The San Jose Sharks have performed below expectations thus far into the season. They are ranked 16th in the NHL standings despite playing the most amount of games—six—and despite being the representatives for the Western Conference in the 2016 Stanley Cup Finals.
Granted, the organization is technically in a six-way tie for 12th place, and 11 other teams have also played six games. So, take that as you will.
But, San Jose has looked flat and unimpressive in those six contests; they have a 3-3-0 record and own a minus-3 goal differential. Additionally, the team doesn’t seem energized and nothing appears to be clicking for them.
Some fans, who were expecting the Sharks to come out of the gate strong following a dominant postseason, are concerned that this is what the team will look like for the whole campaign.

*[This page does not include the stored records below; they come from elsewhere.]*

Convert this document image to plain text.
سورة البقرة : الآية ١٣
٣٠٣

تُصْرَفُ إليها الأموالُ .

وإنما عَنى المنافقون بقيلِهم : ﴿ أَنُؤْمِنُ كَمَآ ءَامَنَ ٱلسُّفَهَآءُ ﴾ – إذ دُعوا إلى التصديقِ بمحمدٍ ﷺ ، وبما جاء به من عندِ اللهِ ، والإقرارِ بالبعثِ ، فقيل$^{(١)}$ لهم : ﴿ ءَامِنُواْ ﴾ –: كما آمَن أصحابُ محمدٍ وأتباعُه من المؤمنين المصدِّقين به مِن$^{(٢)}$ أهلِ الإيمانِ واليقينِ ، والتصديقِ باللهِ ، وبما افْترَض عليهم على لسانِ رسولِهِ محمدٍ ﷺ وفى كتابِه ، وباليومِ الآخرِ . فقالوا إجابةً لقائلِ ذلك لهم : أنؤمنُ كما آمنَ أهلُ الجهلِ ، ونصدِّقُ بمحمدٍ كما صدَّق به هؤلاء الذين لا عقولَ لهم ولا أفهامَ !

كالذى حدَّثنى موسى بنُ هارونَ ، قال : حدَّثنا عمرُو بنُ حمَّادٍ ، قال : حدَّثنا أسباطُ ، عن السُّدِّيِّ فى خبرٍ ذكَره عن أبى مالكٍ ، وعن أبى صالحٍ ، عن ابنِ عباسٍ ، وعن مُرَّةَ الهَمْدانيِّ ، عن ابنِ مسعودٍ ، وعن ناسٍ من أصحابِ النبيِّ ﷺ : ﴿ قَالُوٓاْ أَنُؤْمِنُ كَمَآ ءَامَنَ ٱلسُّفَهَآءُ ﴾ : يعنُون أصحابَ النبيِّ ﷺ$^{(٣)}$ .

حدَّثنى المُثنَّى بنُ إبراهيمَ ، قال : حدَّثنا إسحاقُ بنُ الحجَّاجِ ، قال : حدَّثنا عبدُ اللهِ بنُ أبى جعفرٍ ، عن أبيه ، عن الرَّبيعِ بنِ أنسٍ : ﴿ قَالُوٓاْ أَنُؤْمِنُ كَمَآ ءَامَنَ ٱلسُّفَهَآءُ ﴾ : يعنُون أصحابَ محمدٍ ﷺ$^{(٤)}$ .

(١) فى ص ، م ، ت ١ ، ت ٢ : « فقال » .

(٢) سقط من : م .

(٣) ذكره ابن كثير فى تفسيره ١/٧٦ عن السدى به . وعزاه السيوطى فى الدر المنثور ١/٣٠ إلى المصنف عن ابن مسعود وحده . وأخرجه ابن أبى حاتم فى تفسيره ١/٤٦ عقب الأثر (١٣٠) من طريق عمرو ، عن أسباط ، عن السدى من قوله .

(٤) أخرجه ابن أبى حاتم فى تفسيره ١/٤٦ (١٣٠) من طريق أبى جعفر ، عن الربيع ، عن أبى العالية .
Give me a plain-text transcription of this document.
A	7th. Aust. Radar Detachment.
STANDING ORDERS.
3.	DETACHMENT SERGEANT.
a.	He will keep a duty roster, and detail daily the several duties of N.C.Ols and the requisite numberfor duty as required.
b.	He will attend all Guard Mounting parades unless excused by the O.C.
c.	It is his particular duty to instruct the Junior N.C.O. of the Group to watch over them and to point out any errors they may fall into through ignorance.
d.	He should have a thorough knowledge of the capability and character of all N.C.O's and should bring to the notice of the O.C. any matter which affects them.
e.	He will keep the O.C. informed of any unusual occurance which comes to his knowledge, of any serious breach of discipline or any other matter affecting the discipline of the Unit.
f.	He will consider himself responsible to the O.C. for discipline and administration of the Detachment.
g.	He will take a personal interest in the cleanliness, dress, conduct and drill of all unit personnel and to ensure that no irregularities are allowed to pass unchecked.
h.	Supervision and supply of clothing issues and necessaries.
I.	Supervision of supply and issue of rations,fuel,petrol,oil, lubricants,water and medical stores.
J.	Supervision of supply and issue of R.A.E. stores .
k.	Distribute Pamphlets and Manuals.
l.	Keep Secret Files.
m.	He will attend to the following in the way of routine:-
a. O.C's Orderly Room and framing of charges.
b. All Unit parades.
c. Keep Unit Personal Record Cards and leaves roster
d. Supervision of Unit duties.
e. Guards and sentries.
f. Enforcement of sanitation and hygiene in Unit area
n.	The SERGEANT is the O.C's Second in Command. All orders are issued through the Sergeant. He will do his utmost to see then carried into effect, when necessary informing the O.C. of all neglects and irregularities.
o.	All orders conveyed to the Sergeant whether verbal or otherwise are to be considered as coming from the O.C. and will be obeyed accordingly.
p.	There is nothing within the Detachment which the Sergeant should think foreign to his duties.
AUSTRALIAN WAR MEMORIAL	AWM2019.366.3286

Luckily, this won’t be the case. In fact, there are many reasons that explain the poor performances early in the year and offer a promising future for the franchise.
Chemistry Hasn’t Developed
The short offseason got even shorter for many because of the World Cup of Hockey in September. San Jose, like many other powerhouse teams, had a high number of skaters go to Toronto for the event.
Joe Thornton, Joe Pavelski, Mikkel Boedker, Logan Couture, Joonas Donskoi, Marc-Edouard Vlasic, and Brent Burns all played in the World Cup.
While most are worried about the players’ fatigue coming out of the tournament, another factor is impacting the Sharks’ organization:
A lack of practice.
Those on the roster for Team Canada or Team Europe—Thornton, Couture, Vlasic, Burns, and Boedker—went the distance in the tournament, meaning they weren’t done until September 29. Other participants, such as Pavelski and Donskoi, were knocked out earlier, but they still needed time to recover from the grueling competition.
As a result, those who played in the World Cup saw a limited amount of practice and game play in training camp.
Boedker played three preseason games, Donskoi played two, and Thornton, Couture, Pavelski, Vlasic, and Burns all only played one.
Not practicing or playing with your team is not the best way to prepare for a season, especially when you have a new player slotting into your top-six forwards.
For many on the Sharks’ roster, they’re still in preseason mode; they’re getting the feel of their linemates and making some adjustments that would have usually been made in training camp.
Still Early for the Sharks
It’s also important to note that the Sharks are only six games into the season, and they are being judged on their success in a small sample size.
Strange starts happen all the time in the NHL. Last year, the Anaheim Ducks started the season with a 1-7-2 record before surging to win the Pacific Division for the fourth year in the row. The Montreal Canadiens also started 9-0-0 before losing Carey Price and plummeting in the standings.
It’s a long season, so anything can happen.
We still don’t know what the Sharks will actually look like this year; they haven’t had time to practice together and develop a playing style that can consistently win games. It will take a while for them to do that, and that’s okay.
This was the best team in the Western Conference last season, and they only got better over the summer. I have a hard time believing they’ll be this mediocre for the entire year.
And for you analytics people out there: The Sharks are fifth in the NHL in even-strength corsi-for percentage. That’s a great sign of a better future.